Tras el funeral, mientras amigos y familiares intentan retomar de a poco la rutina cotidiana (aunque el sentimiento de venganza no tarda en aflorar), Abel -primo de la víctima- empieza a obsesionarse con todo lo que estuvo relacionado con Jesús: su Fiat 600 de carrera, su ropa, quien fuera su novia... Un proceso de identificación y hasta de mimetización que Schonfeld expone con más naturalidad que rasgos de perversión.
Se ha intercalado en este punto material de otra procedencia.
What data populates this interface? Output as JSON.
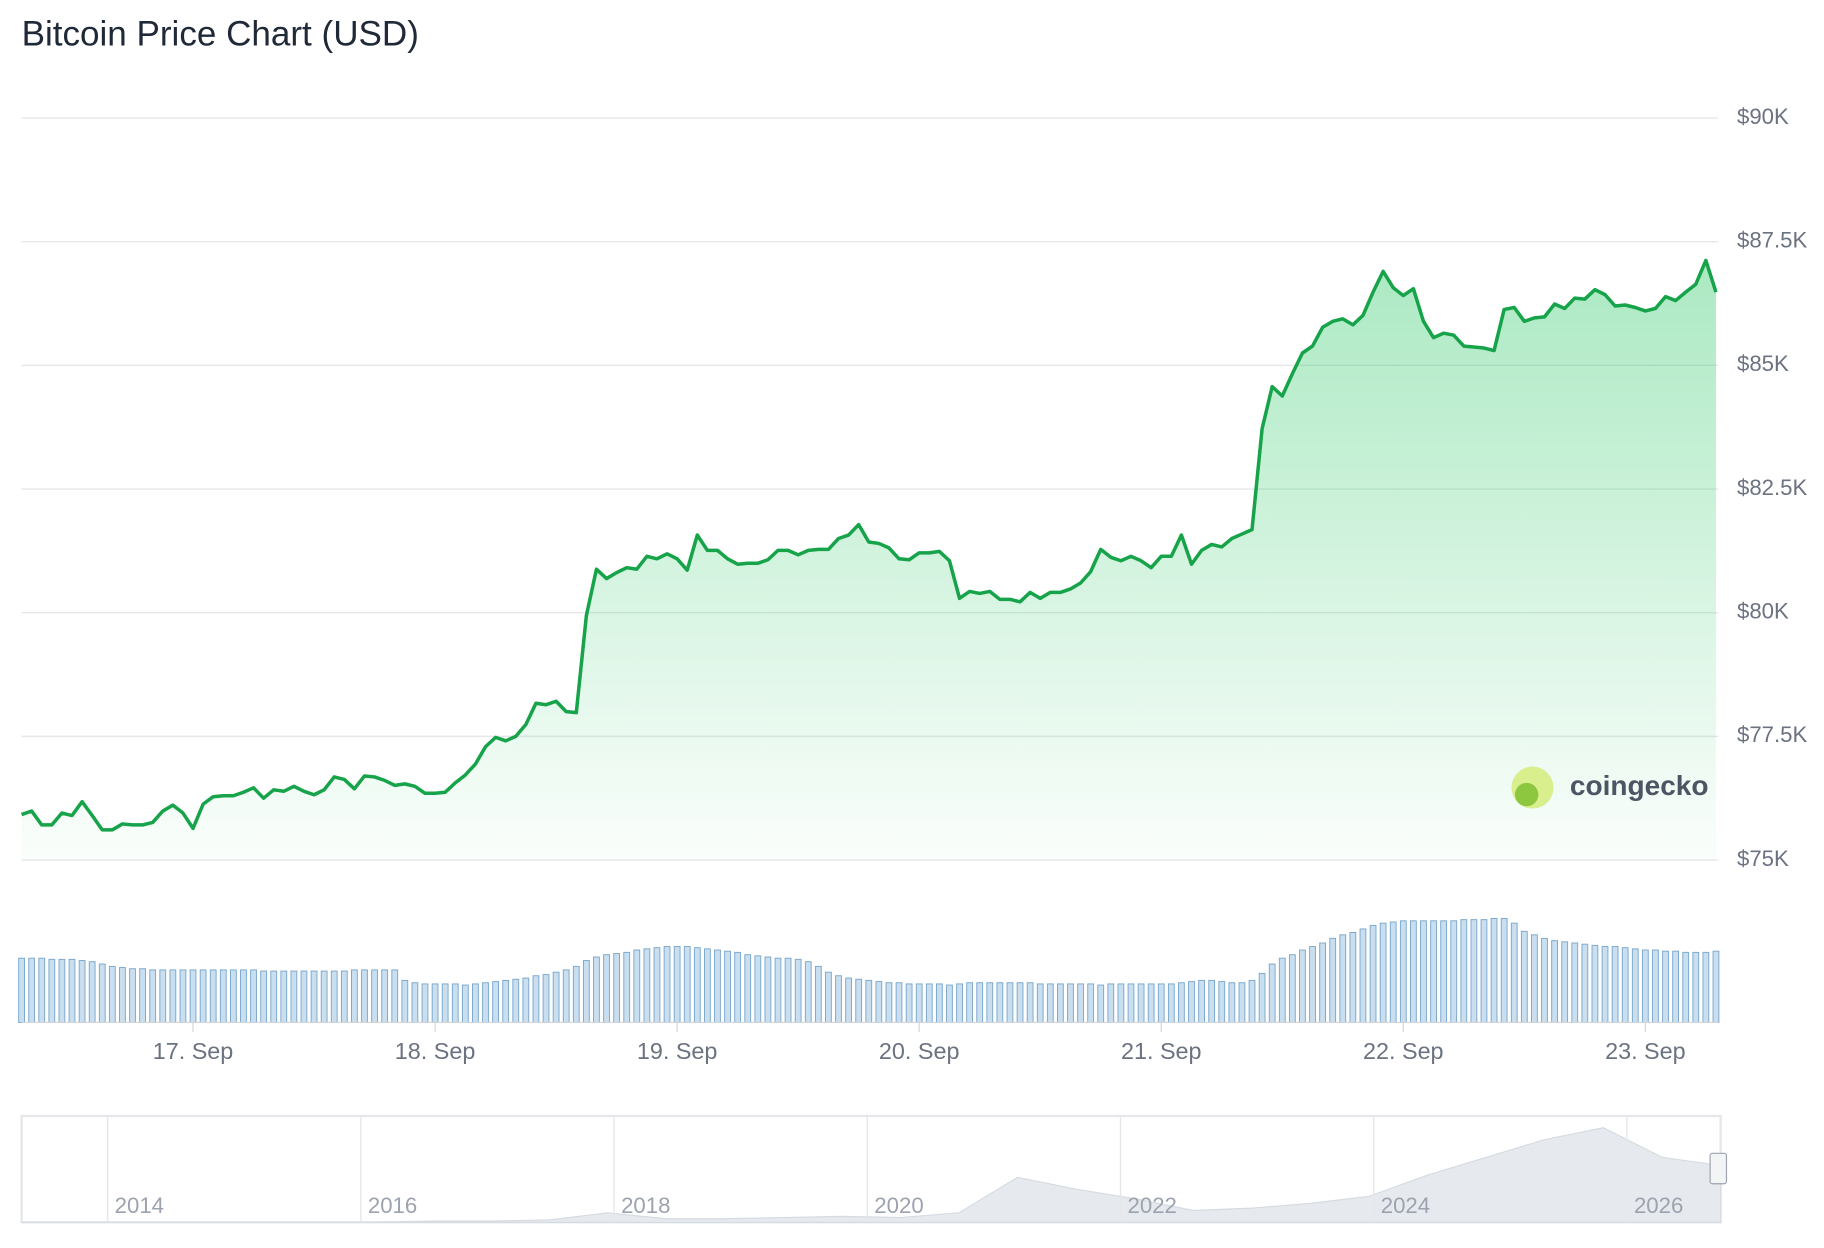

De hecho, ni los padres de Jesús (o sea, los tíos de Abel) ni el resto del pueblo toma a mal que este adolescente sin demasiado rumbo ni identidad propia se prepare con el auto que antes usara Jesús para participar en una carrera que se organizará en homenaje del corredor fallecido.
Entre el thriller psicológico, el drama familiar (las muy diversas formas de atravesar el dolor y reinventarse es uno de los ejes del relato) y ciertos tópicos ligados a los rituales de iniciación y socialización juvenil en medio de una dinámica pueblerina, esta película coescrita por el propio Schonfeld y Selva Almada tiene ciertos rasgos perturbadores que luego no son del todo explotados por una narración que de forma premeditada omite, sugiere o expone solo en el fuera de campo algunos conflictos (místicos, sexuales, afectivos), aunque sin por eso perder interés respecto de la resolución de la carrera final y la “conversión” de Abel en Jesús.
Que Schonfeld es un obsesivo y un virtuoso a la hora de pensar y concebir cada cada mínimo elemento audio-visual de sus películas es algo que a esta altura no sorprende, pero la fotografía de Federico Lastra, el sonido de Sofía Straface y la música de Jackson Souvenirs (el dúo de Javier Diz y Norman MacLoughlin) está a la altura de sus exigencias y pretensiones. Resultan, así, aliados perfectos para la creación de climas que van de lo trágico a lo íntimo, de lo elegíaco a lo erótico, de una vida rural que se va despidiendo y todavía convive (cada vez con mayores contradicciones) con la urbana. Algunos sueñan con abandonar la naturaleza y abrazar la tecnología; otros, con superar la rutina y el vacío existencial, salir del agujero interior para transitar nuevos y superadores caminos.